Sebbene tra i principali compiti del Presidente della Repubblica vi sia la difesa dell’unità nazionale (art. 87), della Repubblica Italiana e della Costituzione (art. 91), molti politici ritengono che in primis il Capo dello Stato debba essere un tenace paladino dell’atlantismo e dell’europeismo. «Quando parlo di atlantismo mi riferisco a quello che sta accadendo fra Ucraina e Russia. Dobbiamo difendere l’Ucraina. Abbiamo bisogno di qualcuno che unisca il Paese, come ha fatto Mattarella, e che sappia rassicurare e che sappia riaffermare chiaramente l’atlantismo dell’Italia». Così parlava Enrico Letta, ovviamente ad un’emittente americana, lo scorso 25 gennaio, uno dei giorni più caldi della settimana dedicata all’elezione del nuovo (che poi nuovo non è stato) Presidente della Repubblica.

Nelle stesse ore Matteo Renzi gli facevo eco: «Sulla questione della collocazione internazionale dell’Italia non si scherza, Italia Viva non sosterrà candidati che non abbiano un profilo in purezza europeista e atlantista. Lo dico con chiarezza: su questo punto faremo le barricate». Guai a fare le barricate per ottenere un Presidente che difenda la Costituzione, quella stessa Costituzione che definisce l’Italia una Repubblica fondata sul lavoro (art.1), quella stessa Costituzione che ritiene che la Repubblica debba rimuovere gli ostacoli di ordine economico e sociale che impediscono il pieno sviluppo della persona umana (art. 3), quella stessa Costituzione dove è sancito un principio chiaro: il ripudio della guerra come strumento di offesa alla libertà degli altri popoli e come mezzo di risoluzione delle controversie internazionali (art. 11).

Per carità, ognuno ha le sue opinioni, tuttavia sarebbe utile ricordare che la Costituzione sulla quale il Capo dello Stato ha l’obbligo di giurare fedeltà, venne approvata il 22 dicembre del 1947, prima del Patto Atlantico che diede origine alla NATO (1949) e prima dei trattati di Roma (1957), Maastricht (1992) e Lisbona (2007) che negli anni hanno consentito la costruzione della Comunità europea. Quella Comunità europea le cui regole, molto spesso, sono risultate antitetiche ai principi contenuti nella prima parte della Carta costituzionale.
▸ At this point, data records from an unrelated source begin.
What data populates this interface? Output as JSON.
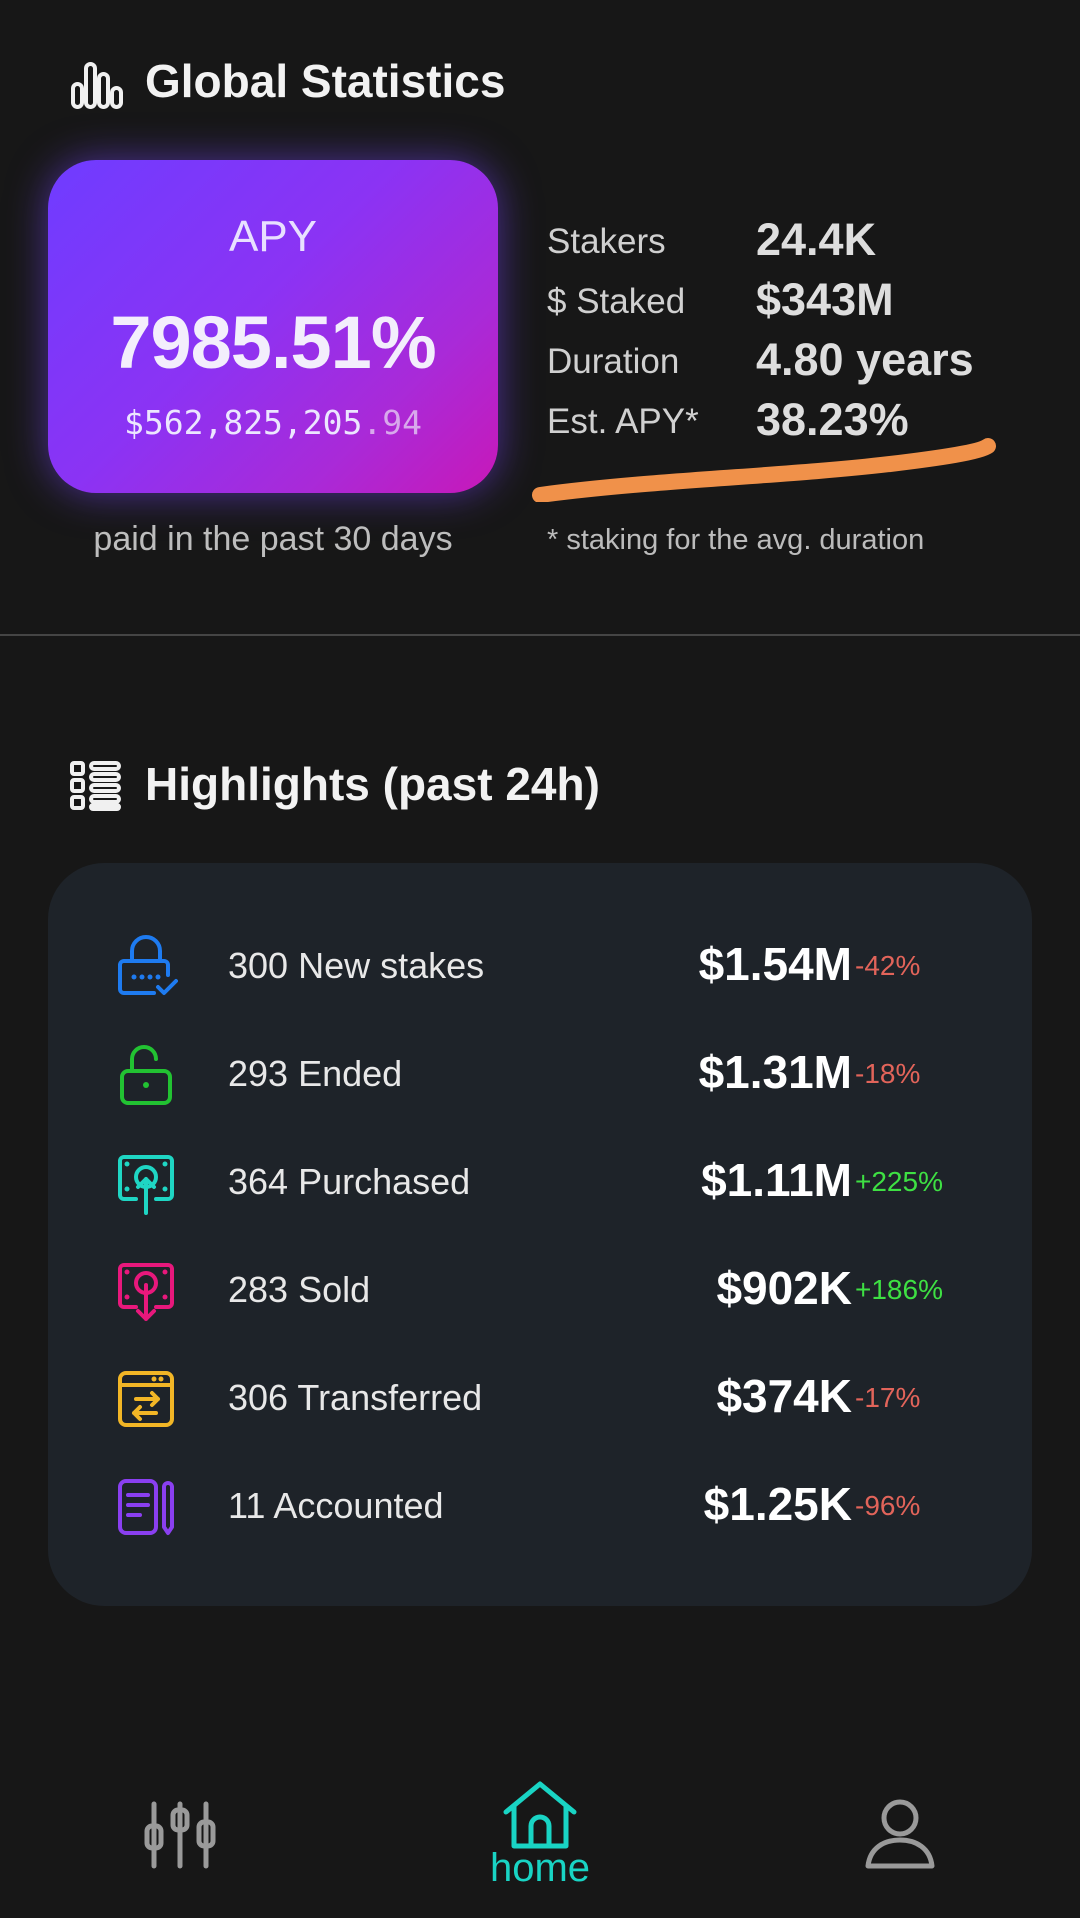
{
  "global_stats": {
    "title": "Global Statistics",
    "icon": "bar-chart-icon",
    "apy_card": {
      "label": "APY",
      "value": "7985.51%",
      "paid_main": "$562,825,205",
      "paid_cents": ".94",
      "caption": "paid in the past 30 days"
    },
    "stats": [
      {
        "label": "Stakers",
        "value": "24.4K"
      },
      {
        "label": "$ Staked",
        "value": "$343M"
      },
      {
        "label": "Duration",
        "value": "4.80 years"
      },
      {
        "label": "Est. APY*",
        "value": "38.23%"
      }
    ],
    "footnote": "* staking for the avg. duration",
    "highlight_color": "#f0914a"
  },
  "highlights": {
    "title": "Highlights (past 24h)",
    "icon": "list-icon",
    "rows": [
      {
        "icon": "lock-check-icon",
        "color": "#1e7bf0",
        "label": "300 New stakes",
        "value": "$1.54M",
        "change": "-42%",
        "trend": "neg"
      },
      {
        "icon": "unlock-icon",
        "color": "#22c232",
        "label": "293 Ended",
        "value": "$1.31M",
        "change": "-18%",
        "trend": "neg"
      },
      {
        "icon": "purchase-icon",
        "color": "#1fd6c4",
        "label": "364 Purchased",
        "value": "$1.11M",
        "change": "+225%",
        "trend": "pos"
      },
      {
        "icon": "sell-icon",
        "color": "#e8187c",
        "label": "283 Sold",
        "value": "$902K",
        "change": "+186%",
        "trend": "pos"
      },
      {
        "icon": "transfer-icon",
        "color": "#f2b626",
        "label": "306 Transferred",
        "value": "$374K",
        "change": "-17%",
        "trend": "neg"
      },
      {
        "icon": "accounting-icon",
        "color": "#8a3ff0",
        "label": "11 Accounted",
        "value": "$1.25K",
        "change": "-96%",
        "trend": "neg"
      }
    ]
  },
  "nav": {
    "home_label": "home",
    "active_color": "#19d4c4",
    "inactive_color": "#9a9a9a"
  }
}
Nel paese europeo nettamente più realista del re (o dell’impero) pare si possa mettere in discussione ogni cosa: il ruolo del parlamento, quello della magistratura, le decisioni prese dal Popolo italiano grazie ai referendum, le stesse prerogative del Capo dello Stato. Tutto fuorché, non dico l’appartenenza, ma addirittura l’assoluta fedeltà alla NATO. La sudditanza alla NATO è diventato un dogma e chiunque, oltretutto nonostante i fallimenti in Afghanistan, in Iraq, in Siria (senza mai dimenticare i vergognosi bombardamenti su Belgrado), osi metterla in discussione, viene trattato da eretico o bollato come filo-Putin o filo-cinese.

La questione ucraina è molto complessa e chi cerca di semplificarla è in malafede. Dal Dipartimento di Stato USA partono veline propagandistiche. L’ordine che viene dato ai giornali di mezzo mondo, a politici pavidi o a sedicenti intellettuali che preferiscono guinzaglio e corposi conti in banca alla libertà è chiaro: “Dovete sostenere il principio di autodeterminazione dell’Ucraina. L’Ucraina ha tutto il diritto di avvicinarsi al blocco occidentale nonché il diritto ad entrare a far parte della NATO”. Come a dire: “Ogni Paese ha il sacrosanto diritto di scegliersi il proprio sistema di governo senza esser soggetti a nessuna ingerenza esterna”. Io credo fortemente in tale principio, ma ci credo sempre, non a corrente alternata.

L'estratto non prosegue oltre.